Sometimes I wonder if there are any Republicans anywhere who wake up in the middle of the night. With a knot of bad feeling in their belly, remembering that they supported the Clinton impeachment. And then I read about things like this, and I realize that although Greenwald is right when he says:
...nobody who supported the Clinton impeachment can argue that impeachment itself is undemocratic. At least nobody who wants to be at least a little bit intellectually honest can do that.
After all, the GOP, unable to defeat Clinton in two national elections (or even to dent his popularity among Americans), were the ones who took the impeachment weapon out of the bag. As a result, they cannot be heard to argue that the weapon which they so gleefully fired less than 10 years ago as part of some sex scandal is now some sort of illegitimate anti-democratic tool of tyranny.
...the key phrase there, of course, "intellectually honest." The republicans made a choice in 2000. They could be intellectually honest, and nominate someone up to the job, or they could make a merciless grab for power.
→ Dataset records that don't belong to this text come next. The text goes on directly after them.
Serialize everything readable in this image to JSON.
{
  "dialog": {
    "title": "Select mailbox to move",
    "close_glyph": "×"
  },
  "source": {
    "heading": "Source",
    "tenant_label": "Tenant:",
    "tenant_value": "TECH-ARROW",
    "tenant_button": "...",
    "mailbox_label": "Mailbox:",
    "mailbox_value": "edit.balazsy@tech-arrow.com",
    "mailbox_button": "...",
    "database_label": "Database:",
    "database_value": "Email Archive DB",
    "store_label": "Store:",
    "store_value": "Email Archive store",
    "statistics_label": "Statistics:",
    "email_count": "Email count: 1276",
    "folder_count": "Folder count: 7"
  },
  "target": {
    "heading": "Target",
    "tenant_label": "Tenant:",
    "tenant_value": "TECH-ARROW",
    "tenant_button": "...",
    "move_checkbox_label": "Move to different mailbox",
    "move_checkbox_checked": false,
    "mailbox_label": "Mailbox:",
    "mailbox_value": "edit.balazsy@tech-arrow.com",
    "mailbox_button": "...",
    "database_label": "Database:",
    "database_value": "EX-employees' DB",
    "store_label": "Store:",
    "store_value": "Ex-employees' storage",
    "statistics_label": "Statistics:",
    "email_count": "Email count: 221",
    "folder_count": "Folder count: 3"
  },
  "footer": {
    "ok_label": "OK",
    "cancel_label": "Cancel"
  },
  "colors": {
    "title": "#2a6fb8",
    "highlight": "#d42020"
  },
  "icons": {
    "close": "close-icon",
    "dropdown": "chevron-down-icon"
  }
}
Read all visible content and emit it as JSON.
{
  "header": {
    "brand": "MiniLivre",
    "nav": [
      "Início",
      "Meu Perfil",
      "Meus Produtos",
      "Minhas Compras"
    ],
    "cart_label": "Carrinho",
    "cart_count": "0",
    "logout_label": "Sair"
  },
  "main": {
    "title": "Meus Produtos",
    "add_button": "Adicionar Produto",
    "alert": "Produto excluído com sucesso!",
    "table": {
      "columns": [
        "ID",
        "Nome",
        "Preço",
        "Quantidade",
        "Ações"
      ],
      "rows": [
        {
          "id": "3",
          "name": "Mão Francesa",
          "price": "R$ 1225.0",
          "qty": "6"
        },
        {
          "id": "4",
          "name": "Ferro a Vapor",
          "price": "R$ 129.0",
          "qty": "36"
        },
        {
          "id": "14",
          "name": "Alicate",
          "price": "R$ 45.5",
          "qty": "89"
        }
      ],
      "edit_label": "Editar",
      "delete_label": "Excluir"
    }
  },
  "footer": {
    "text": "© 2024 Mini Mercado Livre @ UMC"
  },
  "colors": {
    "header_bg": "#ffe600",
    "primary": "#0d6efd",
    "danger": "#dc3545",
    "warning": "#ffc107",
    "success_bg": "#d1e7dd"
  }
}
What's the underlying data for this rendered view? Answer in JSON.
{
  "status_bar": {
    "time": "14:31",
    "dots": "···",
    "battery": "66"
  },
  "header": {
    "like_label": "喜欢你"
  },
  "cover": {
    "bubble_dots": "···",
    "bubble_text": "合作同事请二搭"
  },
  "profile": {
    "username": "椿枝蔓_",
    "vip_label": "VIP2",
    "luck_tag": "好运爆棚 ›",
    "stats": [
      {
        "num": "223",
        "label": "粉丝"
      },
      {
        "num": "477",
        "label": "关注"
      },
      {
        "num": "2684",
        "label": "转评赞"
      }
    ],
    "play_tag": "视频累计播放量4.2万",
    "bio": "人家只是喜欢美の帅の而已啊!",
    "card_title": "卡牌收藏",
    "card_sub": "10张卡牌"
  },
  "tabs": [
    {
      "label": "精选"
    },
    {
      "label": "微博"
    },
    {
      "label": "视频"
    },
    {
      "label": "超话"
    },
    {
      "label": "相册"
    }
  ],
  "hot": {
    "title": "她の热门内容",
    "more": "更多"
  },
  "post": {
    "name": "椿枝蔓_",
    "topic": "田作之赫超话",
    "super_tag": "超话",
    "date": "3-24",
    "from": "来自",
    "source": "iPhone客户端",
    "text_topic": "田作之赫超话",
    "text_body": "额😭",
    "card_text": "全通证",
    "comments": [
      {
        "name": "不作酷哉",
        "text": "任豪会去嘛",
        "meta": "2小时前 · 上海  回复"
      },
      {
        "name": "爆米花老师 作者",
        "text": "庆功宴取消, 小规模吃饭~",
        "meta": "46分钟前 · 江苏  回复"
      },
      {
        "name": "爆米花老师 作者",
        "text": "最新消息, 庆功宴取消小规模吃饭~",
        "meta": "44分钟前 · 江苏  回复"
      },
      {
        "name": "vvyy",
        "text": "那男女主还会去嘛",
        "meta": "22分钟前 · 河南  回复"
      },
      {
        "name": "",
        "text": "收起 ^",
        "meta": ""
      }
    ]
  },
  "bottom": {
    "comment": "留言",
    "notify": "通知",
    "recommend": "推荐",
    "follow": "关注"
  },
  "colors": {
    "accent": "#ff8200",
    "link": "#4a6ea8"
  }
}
They chose power.
So now naked hypocrisy ain't nuthin'. To coin a phrase, "Once you start along the dark path, forever will it dominate your destiny."
Unfortunately, by our bad luck, it turned out that what could have been an unpleasant but tolerable caretaker presidency turned out to be one of the most signifigant, and dangerous, in recent memory.
I know similar points have been made before but just try to picture what happens if George W. Bush is in office on December 7, 1941. Imagine if he's in the Constitutional Congress. Jefferson, Franklin, Adams, and Bush.
We all know the answer, but this is one of those days when the question I'd most like to ask a Bush republican is, "Seriously...have you no shame?"